How to build sustainability into a brand

By Dr Sally Uren, Deputy Chief Executive with independent sustainability experts Forum for the Future (

Mainstream brands are currently busy showing off their sustainability credentials.  From Cadbury’s Dairy Milk - now 100% Fairtrade - to Persil’s Small and Mighty, using less packaging, less water, less energy - mainstream brands are having sustainability makeovers.

Is this just marketing gone mad? A fad?  A cynical attempt to grab a new bit of market share?  No, no, and sort of – in that order.

The market share bit is partly true, but in most cases, from Cadbury to Unilever to M&S, there’s little cynicism involved – this is simply an evolution of their sustainability strategies.  It’s not enough to have shiny policies; leadership today is pushing the sustainability promise into the brand.

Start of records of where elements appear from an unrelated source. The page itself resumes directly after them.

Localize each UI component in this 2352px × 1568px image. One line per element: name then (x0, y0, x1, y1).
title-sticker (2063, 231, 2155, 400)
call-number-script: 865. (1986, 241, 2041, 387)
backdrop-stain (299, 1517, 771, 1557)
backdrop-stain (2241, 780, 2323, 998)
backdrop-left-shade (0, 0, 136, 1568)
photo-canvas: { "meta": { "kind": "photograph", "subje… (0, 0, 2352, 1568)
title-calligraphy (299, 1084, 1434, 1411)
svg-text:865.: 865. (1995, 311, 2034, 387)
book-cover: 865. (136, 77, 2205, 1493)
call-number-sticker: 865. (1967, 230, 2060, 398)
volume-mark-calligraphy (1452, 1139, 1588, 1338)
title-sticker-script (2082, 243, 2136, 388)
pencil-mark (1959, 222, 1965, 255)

And there are at least three reasons why using brands to visibly demonstrate sustainability commitments makes good business sense.  

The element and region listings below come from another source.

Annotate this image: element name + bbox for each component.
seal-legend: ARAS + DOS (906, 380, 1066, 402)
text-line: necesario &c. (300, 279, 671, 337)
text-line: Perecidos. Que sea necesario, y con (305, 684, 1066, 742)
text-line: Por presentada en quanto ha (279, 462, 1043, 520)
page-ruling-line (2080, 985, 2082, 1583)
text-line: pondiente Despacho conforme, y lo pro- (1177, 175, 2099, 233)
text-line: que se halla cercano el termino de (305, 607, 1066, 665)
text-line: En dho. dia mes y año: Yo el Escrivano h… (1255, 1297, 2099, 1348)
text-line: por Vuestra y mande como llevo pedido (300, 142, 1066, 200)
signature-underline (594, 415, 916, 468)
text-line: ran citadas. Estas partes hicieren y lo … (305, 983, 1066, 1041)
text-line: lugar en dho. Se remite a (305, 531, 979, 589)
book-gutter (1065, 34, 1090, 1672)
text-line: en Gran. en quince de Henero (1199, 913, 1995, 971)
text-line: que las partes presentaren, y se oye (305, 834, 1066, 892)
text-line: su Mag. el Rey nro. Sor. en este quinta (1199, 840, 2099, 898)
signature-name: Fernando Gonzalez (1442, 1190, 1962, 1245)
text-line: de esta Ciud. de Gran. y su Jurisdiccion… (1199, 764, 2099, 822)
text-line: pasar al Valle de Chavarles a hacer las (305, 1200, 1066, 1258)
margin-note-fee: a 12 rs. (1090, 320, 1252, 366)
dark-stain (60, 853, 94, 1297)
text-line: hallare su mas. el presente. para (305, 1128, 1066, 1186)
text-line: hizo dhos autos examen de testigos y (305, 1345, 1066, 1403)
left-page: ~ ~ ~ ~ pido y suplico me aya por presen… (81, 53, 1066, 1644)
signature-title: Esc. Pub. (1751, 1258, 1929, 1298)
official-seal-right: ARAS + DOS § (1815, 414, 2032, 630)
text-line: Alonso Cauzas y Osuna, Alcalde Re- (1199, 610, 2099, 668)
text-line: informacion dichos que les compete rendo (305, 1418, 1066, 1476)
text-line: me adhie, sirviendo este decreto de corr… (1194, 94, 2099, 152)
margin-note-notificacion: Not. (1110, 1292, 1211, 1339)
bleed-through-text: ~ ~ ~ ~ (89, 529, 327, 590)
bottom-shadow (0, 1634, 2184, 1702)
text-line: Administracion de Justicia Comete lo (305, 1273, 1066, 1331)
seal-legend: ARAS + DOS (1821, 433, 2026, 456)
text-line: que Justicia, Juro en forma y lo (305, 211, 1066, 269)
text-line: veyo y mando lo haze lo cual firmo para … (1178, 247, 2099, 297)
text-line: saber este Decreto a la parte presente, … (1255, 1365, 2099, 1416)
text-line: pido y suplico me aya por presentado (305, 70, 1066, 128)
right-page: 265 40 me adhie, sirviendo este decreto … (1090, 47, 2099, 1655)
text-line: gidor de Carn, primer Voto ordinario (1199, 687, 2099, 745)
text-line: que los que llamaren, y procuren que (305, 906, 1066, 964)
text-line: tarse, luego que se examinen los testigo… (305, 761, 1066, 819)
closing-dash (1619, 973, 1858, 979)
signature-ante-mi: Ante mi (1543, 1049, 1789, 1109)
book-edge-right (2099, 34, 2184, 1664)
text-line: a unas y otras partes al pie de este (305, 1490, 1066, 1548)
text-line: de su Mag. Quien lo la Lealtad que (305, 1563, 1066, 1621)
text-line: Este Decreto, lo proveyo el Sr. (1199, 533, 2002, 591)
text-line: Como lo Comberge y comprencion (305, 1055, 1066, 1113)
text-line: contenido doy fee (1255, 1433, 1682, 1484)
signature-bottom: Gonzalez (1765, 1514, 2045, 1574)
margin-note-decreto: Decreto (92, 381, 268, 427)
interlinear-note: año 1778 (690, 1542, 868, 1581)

Firstly, as public awareness and interest in the sustainability agenda grows, there is the potential to cement existing consumer relationships, and build new ones, using social and environmental issues as communication channels (that’s the market share bit).  

Secondly, by doing the work to understand the sustainability impacts of a product, ways of reducing those impacts - and often saving money - become apparent.

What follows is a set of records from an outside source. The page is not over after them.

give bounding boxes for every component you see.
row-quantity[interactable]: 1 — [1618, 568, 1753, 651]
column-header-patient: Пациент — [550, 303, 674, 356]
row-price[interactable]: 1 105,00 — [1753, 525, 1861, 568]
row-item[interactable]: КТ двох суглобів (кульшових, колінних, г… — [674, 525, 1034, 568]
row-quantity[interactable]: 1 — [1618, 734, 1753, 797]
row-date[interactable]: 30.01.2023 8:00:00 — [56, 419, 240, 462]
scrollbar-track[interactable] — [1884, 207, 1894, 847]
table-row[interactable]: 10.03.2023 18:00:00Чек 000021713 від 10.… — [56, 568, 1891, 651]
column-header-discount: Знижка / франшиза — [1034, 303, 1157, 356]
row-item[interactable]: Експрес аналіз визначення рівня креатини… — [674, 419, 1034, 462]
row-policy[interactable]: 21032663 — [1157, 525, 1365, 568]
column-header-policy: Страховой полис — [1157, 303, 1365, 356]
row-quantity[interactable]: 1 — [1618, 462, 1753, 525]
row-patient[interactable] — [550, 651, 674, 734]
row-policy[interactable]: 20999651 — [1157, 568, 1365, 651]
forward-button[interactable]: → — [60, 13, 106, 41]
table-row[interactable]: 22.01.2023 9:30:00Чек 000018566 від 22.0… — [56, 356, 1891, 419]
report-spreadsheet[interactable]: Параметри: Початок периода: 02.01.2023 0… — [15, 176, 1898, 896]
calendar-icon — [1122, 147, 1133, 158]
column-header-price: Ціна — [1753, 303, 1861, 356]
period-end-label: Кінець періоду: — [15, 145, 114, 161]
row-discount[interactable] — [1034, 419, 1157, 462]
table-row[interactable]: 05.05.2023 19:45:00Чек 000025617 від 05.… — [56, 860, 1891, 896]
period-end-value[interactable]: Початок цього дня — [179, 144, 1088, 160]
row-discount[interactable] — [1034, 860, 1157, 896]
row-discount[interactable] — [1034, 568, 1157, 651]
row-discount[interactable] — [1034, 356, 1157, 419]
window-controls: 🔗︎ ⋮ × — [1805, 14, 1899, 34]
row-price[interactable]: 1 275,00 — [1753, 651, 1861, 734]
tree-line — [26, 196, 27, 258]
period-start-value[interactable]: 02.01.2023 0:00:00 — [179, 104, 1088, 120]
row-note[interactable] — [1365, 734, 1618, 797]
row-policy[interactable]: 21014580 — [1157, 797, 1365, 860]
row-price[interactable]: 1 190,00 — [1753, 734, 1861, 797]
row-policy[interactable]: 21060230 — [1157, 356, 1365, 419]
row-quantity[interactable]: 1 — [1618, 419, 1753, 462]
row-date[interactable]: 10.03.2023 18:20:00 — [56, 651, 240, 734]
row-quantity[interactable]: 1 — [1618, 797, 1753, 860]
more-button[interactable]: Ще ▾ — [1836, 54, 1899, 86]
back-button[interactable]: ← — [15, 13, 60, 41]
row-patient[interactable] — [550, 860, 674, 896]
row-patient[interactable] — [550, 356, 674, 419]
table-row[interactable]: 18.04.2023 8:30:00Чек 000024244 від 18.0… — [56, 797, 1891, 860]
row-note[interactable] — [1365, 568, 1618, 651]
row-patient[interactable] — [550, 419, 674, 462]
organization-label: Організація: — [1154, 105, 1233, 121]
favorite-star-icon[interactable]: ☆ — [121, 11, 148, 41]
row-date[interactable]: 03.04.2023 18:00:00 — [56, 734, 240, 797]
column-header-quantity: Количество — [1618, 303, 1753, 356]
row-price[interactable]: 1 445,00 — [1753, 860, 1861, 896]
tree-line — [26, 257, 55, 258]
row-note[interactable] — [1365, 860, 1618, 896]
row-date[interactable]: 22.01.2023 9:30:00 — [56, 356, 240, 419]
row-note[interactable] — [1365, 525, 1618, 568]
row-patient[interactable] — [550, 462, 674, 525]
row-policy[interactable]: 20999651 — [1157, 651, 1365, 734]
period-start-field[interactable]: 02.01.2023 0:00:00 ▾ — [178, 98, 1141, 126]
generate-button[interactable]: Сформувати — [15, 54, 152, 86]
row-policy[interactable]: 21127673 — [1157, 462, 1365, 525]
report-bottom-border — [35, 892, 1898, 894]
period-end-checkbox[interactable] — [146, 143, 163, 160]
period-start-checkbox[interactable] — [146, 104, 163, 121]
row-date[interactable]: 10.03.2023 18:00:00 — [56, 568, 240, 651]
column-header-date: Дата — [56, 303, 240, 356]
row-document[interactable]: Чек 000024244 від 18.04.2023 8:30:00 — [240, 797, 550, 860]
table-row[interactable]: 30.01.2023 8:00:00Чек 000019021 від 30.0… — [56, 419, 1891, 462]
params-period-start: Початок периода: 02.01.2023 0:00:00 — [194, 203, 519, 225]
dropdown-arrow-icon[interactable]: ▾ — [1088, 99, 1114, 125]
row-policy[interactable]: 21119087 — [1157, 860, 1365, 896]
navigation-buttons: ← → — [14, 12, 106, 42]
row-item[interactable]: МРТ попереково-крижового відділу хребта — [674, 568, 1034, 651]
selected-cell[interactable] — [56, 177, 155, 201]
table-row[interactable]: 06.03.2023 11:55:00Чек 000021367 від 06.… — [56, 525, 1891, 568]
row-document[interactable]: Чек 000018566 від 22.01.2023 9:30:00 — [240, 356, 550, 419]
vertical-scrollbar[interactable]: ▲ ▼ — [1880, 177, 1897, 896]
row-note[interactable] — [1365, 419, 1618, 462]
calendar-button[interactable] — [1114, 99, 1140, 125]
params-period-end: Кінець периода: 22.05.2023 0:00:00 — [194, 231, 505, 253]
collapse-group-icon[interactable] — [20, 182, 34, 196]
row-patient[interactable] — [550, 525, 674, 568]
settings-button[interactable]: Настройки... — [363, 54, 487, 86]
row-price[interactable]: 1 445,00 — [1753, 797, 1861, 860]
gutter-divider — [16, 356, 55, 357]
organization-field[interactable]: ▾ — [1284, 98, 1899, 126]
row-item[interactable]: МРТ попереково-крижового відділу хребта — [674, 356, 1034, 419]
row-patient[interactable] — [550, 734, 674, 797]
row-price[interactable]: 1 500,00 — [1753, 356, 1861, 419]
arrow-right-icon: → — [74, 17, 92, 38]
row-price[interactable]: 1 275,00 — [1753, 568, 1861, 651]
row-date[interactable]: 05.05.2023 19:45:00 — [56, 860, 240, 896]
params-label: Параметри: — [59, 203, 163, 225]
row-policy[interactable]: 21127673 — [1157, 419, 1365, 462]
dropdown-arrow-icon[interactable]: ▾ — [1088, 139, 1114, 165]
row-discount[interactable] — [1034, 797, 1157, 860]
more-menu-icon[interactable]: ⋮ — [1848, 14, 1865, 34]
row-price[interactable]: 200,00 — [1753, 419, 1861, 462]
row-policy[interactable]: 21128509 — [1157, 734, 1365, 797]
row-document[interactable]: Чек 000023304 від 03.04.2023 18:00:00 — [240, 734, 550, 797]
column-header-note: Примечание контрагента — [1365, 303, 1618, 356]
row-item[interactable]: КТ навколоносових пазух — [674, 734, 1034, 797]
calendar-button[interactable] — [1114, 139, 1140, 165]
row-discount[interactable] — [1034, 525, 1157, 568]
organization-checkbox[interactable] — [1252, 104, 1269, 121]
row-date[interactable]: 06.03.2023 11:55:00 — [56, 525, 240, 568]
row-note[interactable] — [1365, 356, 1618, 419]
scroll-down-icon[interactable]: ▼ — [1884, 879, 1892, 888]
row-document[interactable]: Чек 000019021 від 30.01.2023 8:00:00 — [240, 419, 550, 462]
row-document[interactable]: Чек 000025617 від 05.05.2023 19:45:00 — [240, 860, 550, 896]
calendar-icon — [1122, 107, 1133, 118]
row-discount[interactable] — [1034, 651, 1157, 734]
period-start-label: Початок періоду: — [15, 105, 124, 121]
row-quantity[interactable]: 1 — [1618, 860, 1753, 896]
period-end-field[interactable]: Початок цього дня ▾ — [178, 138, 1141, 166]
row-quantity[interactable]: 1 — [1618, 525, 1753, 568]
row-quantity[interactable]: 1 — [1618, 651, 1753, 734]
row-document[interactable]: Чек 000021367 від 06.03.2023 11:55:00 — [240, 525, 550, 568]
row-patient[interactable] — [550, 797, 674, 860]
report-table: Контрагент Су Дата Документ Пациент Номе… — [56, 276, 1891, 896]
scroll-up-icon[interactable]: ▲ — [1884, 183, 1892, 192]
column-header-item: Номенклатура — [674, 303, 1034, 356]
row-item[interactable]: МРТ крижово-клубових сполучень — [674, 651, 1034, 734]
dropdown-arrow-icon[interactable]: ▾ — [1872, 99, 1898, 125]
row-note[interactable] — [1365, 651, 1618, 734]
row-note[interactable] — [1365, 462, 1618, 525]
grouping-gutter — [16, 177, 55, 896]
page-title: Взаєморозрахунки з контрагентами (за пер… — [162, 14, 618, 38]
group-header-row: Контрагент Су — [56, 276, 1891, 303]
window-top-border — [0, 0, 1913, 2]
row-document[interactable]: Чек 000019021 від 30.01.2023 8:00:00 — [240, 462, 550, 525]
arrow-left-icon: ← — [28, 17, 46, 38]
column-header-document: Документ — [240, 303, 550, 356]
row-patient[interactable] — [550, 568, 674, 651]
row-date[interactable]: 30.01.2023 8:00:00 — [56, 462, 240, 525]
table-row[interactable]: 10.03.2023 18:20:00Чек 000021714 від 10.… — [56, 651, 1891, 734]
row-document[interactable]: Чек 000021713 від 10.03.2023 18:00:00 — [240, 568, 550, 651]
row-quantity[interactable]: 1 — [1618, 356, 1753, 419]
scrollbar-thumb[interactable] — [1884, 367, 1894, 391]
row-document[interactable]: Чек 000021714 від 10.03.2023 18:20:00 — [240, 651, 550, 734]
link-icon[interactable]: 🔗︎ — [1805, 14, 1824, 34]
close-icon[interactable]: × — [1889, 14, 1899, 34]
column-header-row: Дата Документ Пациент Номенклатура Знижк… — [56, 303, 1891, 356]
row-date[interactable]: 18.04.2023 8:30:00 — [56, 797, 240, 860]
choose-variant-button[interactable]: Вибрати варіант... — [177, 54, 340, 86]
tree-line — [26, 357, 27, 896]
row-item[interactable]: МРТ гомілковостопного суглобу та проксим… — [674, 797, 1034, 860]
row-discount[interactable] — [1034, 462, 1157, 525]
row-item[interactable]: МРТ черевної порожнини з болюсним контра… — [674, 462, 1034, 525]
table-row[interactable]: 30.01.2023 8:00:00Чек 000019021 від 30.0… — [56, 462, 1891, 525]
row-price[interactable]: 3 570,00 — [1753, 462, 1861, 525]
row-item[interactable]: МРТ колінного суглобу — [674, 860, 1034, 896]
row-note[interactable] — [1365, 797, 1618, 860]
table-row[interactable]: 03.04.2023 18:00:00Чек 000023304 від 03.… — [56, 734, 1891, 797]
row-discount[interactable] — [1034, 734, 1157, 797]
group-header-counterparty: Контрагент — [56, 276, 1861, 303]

Then, thirdly, there’s the bit about securing future supplies of raw materials: doing the right thing in terms of sourcing isn’t simply about a fair wage, it’s also about ensuring long-term continuity of supply.
So what does an authentic voice on social and environmental issues look like? How can you tell if a brand is serious about sustainability?

Of critical importance is the need to demonstrate, visibly, that taking sustainability seriously doesn’t mean business as usual.  There needs to be evidence that as a result of confronting sustainability head-on, some things have changed, such as taking some products - the sustainability villains - off the shelves.

Both B&Q and John Lewis in the UK have stopped selling patio heaters – which lets face it, aren’t part of a sustainable future (a jumper will always be the low-carbon option).

Honesty is also important.  Communicating the challenges and dilemmas associated with a journey to greater sustainability helps build credibility.  Never believe the brand or business that claims overnight sustainability, it just isn’t possible. Businesses such as Exxon, which have had a more recent conversion to sustainability, need to be very honest about the huge challenges they face in switching from an inherently unsustainable business model (oil is running out, right?) to one with renewable technologies at its heart.  

Finally, there need to be absolute targets for reductions in key impact areas, from water, to carbon, to waste.  Normalised targets - units of carbon emitted per area occupied, for example - as the sole measure of a brand’s performance have had their day.

These clever numbers all too easily communicate efficiency improvements, but can disguise an increase in the brand’s overall footprint.  And the argument that ‘we’re a growing business’ doesn’t wash.

That’s the whole point – we absolutely have to decouple economic growth from environmental impact if we are going to get close to the 80-90% reduction in carbon emissions the developed world needs to achieve by 2050.

We are currently in the middle of a market transformation, from niche and green to mainstream.  That’s not to say the niche and the green are not important, they are, and their very existence has paved the way for the big players to engage with the sustainability agenda.

But niche and green won’t deliver the scale of the change we need to see.  Giving mainstream brands serious sustainability makeovers just might.